* Canadian dollar at C$1.3869 or 72.10 U.S. cents
* Bond prices higher across the maturity curve
* Canada 10-year yield hits record low at 1.008 percent
TORONTO, Feb 9 (Reuters) - The Canadian dollar firmed
against a broadly weaker U.S. counterpart on Tuesday as oil
prices stabilized, although it extended losses against
safe-haven currencies on equities turmoil overseas.
The U.S. dollar fell to its lowest in more than three months
against a basket of major currencies .DXY as financial
turbulence fed doubts about the Fed's ability to raise rates
this year. Testimony from U.S. Federal Reserve Chair Janet
Yellen is awaited on Wednesday.
Losses in Asian stock markets sent investors scurrying for
safe havens, while a drop in bank shares kept European shares
under pressure. Yields on longer-term Japanese
bonds fell below zero for the first time.
U.S. crude CLc1 prices rose 0.07 percent to $29.71 a
barrel, but a report showing supply will not drop quickly enough
to erode a global surplus tempered gains.

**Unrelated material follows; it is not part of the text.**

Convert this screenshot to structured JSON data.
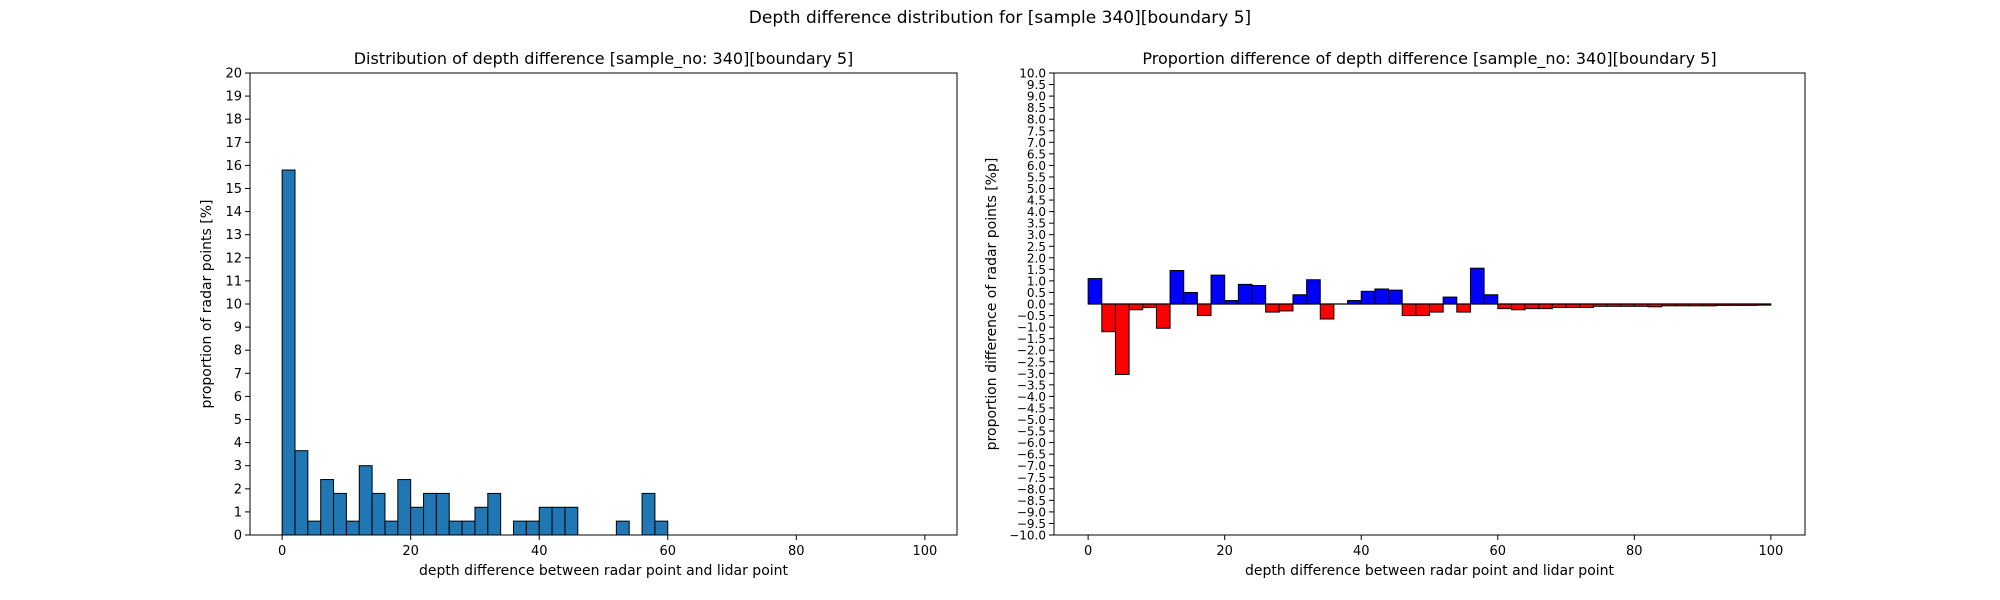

At 9:15 a.m. EST (1415 GMT), the Canadian dollar CAD=D4
was trading at C$1.3869 to the greenback, or 72.10 U.S. cents,
stronger than the Bank of Canada's official close of C$1.3934,
or 71.77 U.S. cents.
The currency's strongest level of the session was C$1.3854,
while its weakest level was C$1.3959.
Against the yen, the Canadian dollar touched its weakest
since Jan. 21 at 80.09 yen.
Canadian government bond prices were higher across the
maturity curve on the flight to safety.
The two-year CA2YT=RR price rose 1 Canadian cent to yield
0.339 percent and the benchmark 10-year CA10YT=RR was up 15
Canadian cents to yield 1.035 percent. The 10-year yield hit a
new record low at 1.008 percent.
The maturity curve flattened further as the long-end
outperformed. The spread between the 2-year and 10-year yields
narrowed by 1 basis point to 69.6 basis points, its tightest
since January 2015 when it touched 69.1 basis points.